Environ 700 personnes se sont retrouvées vendredi et samedi sur la place de la Citoyenneté et de la Coopération à Rouyn‑Noranda pour la manifestation Afrostival, un rendez‑vous interculturel dédié aux cultures africaines présenté cette année sous le thème « La culture en partage ». Le bilan, communiqué par les organisateurs, révèle une fréquentation soutenue et une audience largement diverse.
Un public mixte et une volonté d’ouverture
Les organisateurs, réunis au sein d’Agriculture Production, estiment que près de 60 % des visiteurs n’étaient pas d’origine africaine. Cette statistique illustre l’objectif affiché du festival : faire découvrir et partager des traditions artistiques, musicales et artisanales au‑delà des communautés d’origine. L’événement a proposé un programme mêlant concerts, danses, artisans locaux et animations de rue, dans une atmosphère conviviale et familiale.
« On est vraiment surpris de voir que la participation est à 60 % des gens qui ne sont même pas africains, c’est ça qu’on voulait en fait. Parce que, comme on l’a dit, cette année c’était La culture en partage. Nous venons vous présenter la culture africaine, mais le public a vraiment répondu. »
Cette déclaration, prononcée par le président d’Africulture Production, met en relief la double ambition du festival : célébrer les cultures africaines tout en favorisant les échanges et l’intégration sociale. Les organisateurs se sont dits satisfaits de la réponse du public et des artistes, soulignant la réussite locale de la manifestation.
Artisans et créateurs : visibilité et perspectives
Parmi les exposants, des créateurs d’origine africaine ont pu présenter leurs productions. C’est le cas de Stéphanie Mafo, artisan camerounaise propriétaire de la boutique « Univers de Mafo », qui tenait un kiosque pour vendre ses créations. Elle a salué l’accueil et l’ambiance du public, évoquant des perspectives d’expansion pour son activité.
- Présence d’artisans et commerçants issus de la diaspora africaine ;
- Animations de rue, dont jongleurs et percussionnistes ;
- Ateliers et maquillage pour enfants, participation familiale importante.
La présence d’artistes de rue — notamment un jongleur sur échasses accompagné de percussionnistes — a renforcé le caractère festif de l’événement, attirant un public intergénérationnel venu profiter des spectacles et des stands.
Un festival comme vecteur d’accueil
Au delà du divertissement, l’Afrostival joue un rôle d’intégration : des nouveaux arrivants ont témoigné du réconfort apporté par l’événement. Caroline Lalanne, récemment arrivée de France, est venue avec sa fille pour rencontrer d’autres personnes et faciliter ses premiers contacts en ville. Son témoignage illustre l’impact social d’un tel rassemblement, capable de réduire l’isolement et de créer des occasions d’échanges informels.
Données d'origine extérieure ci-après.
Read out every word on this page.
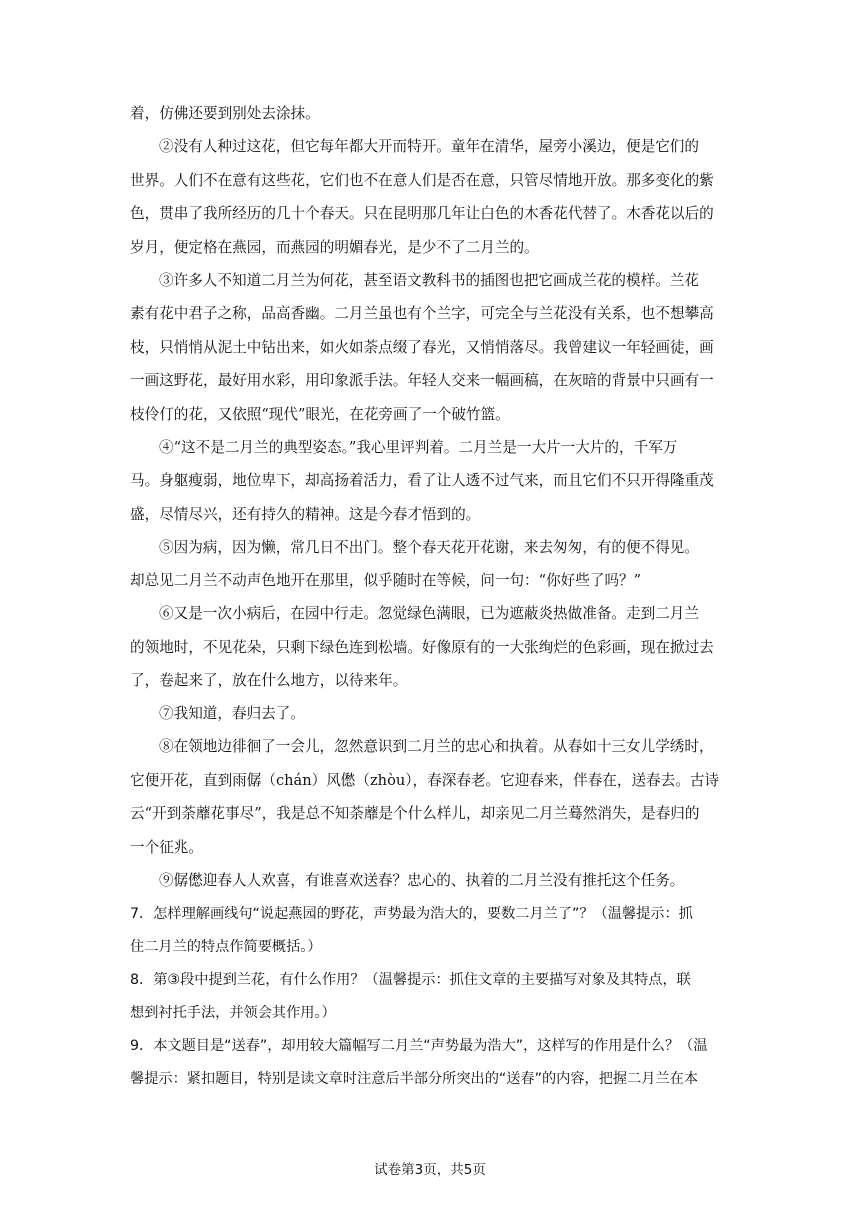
着，仿佛还要到别处去涂抹。
②没有人种过这花，但它每年都大开而特开。童年在清华，屋旁小溪边，便是它们的
世界。人们不在意有这些花，它们也不在意人们是否在意，只管尽情地开放。那多变化的紫
色，贯串了我所经历的几十个春天。只在昆明那几年让白色的木香花代替了。木香花以后的
岁月，便定格在燕园，而燕园的明媚春光，是少不了二月兰的。
③许多人不知道二月兰为何花，甚至语文教科书的插图也把它画成兰花的模样。兰花
素有花中君子之称，品高香幽。二月兰虽也有个兰字，可完全与兰花没有关系，也不想攀高
枝，只悄悄从泥土中钻出来，如火如荼点缀了春光，又悄悄落尽。我曾建议一年轻画徒，画
一画这野花，最好用水彩，用印象派手法。年轻人交来一幅画稿，在灰暗的背景中只画有一
枝伶仃的花，又依照“现代”眼光，在花旁画了一个破竹篮。
④“这不是二月兰的典型姿态。”我心里评判着。二月兰是一大片一大片的，千军万
马。身躯瘦弱，地位卑下，却高扬着活力，看了让人透不过气来，而且它们不只开得隆重茂
盛，尽情尽兴，还有持久的精神。这是今春才悟到的。
⑤因为病，因为懒，常几日不出门。整个春天花开花谢，来去匆匆，有的便不得见。
却总见二月兰不动声色地开在那里，似乎随时在等候，问一句：“你好些了吗？”
⑥又是一次小病后，在园中行走。忽觉绿色满眼，已为遮蔽炎热做准备。走到二月兰
的领地时，不见花朵，只剩下绿色连到松墙。好像原有的一大张绚烂的色彩画，现在掀过去
了，卷起来了，放在什么地方，以待来年。
⑦我知道，春归去了。
⑧在领地边徘徊了一会儿，忽然意识到二月兰的忠心和执着。从春如十三女儿学绣时，
它便开花，直到雨僝（chán）风僽（zhòu），春深春老。它迎春来，伴春在，送春去。古诗
云“开到荼蘼花事尽”，我是总不知荼蘼是个什么样儿，却亲见二月兰蓦然消失，是春归的
一个征兆。
⑨僝僽迎春人人欢喜，有谁喜欢送春？忠心的、执着的二月兰没有推托这个任务。
7．怎样理解画线句“说起燕园的野花，声势最为浩大的，要数二月兰了”？（温馨提示：抓
住二月兰的特点作简要概括。）
8．第③段中提到兰花，有什么作用？（温馨提示：抓住文章的主要描写对象及其特点，联
想到衬托手法，并领会其作用。）
9．本文题目是“送春”，却用较大篇幅写二月兰“声势最为浩大”，这样写的作用是什么？（温
馨提示：紧扣题目，特别是读文章时注意后半部分所突出的“送春”的内容，把握二月兰在本
试卷第3页，共5页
Les organisateurs prévoient de capitaliser sur cette édition pour pérenniser l’événement et accroître encore sa capacité à rassembler des publics variés. La réussite de cette formule interculturelle invite à réfléchir au rôle des festivals locaux comme espaces d’échanges culturels et d’intégration, autant dans les villes canadiennes que dans les contextes européens où vivent des communautés diasporiques analogues.
| Indicateur | Valeur |
|---|---|
| Fréquentation estimée | ~700 personnes |
| Proportion de visiteurs non‑africains | ~60 % |
Si l’Afrostival demeure un événement local par son ancrage à Rouyn‑Noranda, il illustre une dynamique partagée par de nombreuses manifestations culturelles contemporaines : l’art et l’artisanat comme leviers de rencontre, des programmes conçus pour séduire un public large, et une contribution tangible à l’intégration des nouveaux arrivants.